Omg lol, I'm still laughing about the poon spoon thing, good call #30!

#57: And by "buy", you mean "by".

At this rate what's the point of even wearing anything?

This is the dumbest shit I've ever seen.

how do you wash it ?

ARE YOU KIDDING ME!
i cant even begin to imagine how uncomfortable that would be.
AND, why would you go through all that trouble of wearing... it...not to mention spending $26.00 on a single pair of undies... when you can just go comando!!! or would that be too easy.

i was developing the 'E' string you dont even wnt to know how that works.

@ 58 - LMFAO!

@ 6 - The beauty about using duct tape is that it removes that unsightly hair at the same time.

Hey Geekologie man, UPDATE YOUR SITE!!!!!!!!!!!!!!!!!!!!!!

It's a weekend (and a holiday one at that) silly. He updates during the week.

@12: LOL.
And.. 73 comments and counting on a genetically modified thong? I can see why humanity is heading straight towards damnations, as that tramp on the sidewalk was yelling to me yesterday...

I wonder when the camera/cellphone combo will come out. Make sure to leave that ringer off.

instead of worrying about panty lines, why not worry about the fact that the ridged part at the back might make people think that you've got a tail in the trunk

ok.. if people can see your butt, it means youre butt naked, i don't see the point of this

Yes why bother to even wear panties?

Feels like I'm wearing nothing at all...
Nothing at all!
Nothing at all.
-Ned Flanders

Amy, please wear one of these and then let me smell it.

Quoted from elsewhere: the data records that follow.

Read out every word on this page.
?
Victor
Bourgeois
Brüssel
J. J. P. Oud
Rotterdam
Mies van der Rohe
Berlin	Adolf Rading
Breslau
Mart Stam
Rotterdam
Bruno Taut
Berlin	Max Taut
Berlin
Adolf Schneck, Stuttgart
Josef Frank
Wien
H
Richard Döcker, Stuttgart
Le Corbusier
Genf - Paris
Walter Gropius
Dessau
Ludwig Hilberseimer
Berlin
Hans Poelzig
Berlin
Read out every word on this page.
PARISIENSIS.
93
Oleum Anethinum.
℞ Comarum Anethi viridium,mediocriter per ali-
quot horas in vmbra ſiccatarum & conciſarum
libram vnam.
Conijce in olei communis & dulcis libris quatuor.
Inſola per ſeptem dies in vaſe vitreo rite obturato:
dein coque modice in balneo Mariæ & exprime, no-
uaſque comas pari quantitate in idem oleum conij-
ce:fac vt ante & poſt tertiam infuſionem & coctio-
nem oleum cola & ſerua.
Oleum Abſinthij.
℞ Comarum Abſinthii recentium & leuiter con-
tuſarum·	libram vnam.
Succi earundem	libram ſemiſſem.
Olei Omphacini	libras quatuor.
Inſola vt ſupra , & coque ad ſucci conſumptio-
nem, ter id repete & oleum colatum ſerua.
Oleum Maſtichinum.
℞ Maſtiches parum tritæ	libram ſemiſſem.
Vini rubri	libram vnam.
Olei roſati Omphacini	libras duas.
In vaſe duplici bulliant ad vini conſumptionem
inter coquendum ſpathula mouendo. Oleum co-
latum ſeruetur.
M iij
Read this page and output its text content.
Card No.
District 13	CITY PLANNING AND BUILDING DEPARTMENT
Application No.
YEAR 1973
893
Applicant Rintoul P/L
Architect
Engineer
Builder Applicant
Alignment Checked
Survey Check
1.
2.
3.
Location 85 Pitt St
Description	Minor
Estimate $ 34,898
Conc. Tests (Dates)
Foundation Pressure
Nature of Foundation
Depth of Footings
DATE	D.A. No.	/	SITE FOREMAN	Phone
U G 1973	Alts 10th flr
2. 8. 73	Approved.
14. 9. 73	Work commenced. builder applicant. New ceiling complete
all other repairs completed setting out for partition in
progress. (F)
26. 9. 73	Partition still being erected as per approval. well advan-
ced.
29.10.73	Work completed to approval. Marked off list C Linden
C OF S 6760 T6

this reminds me of those slap-on bracelets back in the day.. except for your vagina.. excellent.. +1 Germany

They could come up with a version that has fake pubic hair in the front. After all I think their reason for wearing this is to look sexy so it would be the logical next step. Besides such a model would be more practical...it would double as a toilet brush.

GAHAHAHAHAHAHAHAA!!!!!!!
#30!!!!!!!!!!!!!!!!!!!!!!!!!!!!!!!!!!!!!!!
F***ING hilarious!!!!!!!!!!!.....heh
"Poon Spoon"
I want one! lol

is this machine washable?

See video: girl dances in C-string on smoothskinnedangels.com

JUST DONT WEAR ANYTHING

more conftiable wit nothing on and no straps (i never wear undies ever with skirts never a pussy slip)

OMG read #49

Is the C an accronym for "Increadibly Easy Access" - now you c it...and...NOW...you ..er..c it all! FLASH -"Oh my virgin eyes and ears!"

But seriously, I'd imagine it's great for tanning. Thumbs up to lovehoney (and whoever designed it) to furthering the discourse in clothing. I just wonder what's next? Since the G and O strings are done and dusted

And #2, you fail. You fail on so many levels it astounds, shocks and appalls me. You...faily person. That's right, I went there. You big mean faily-poo.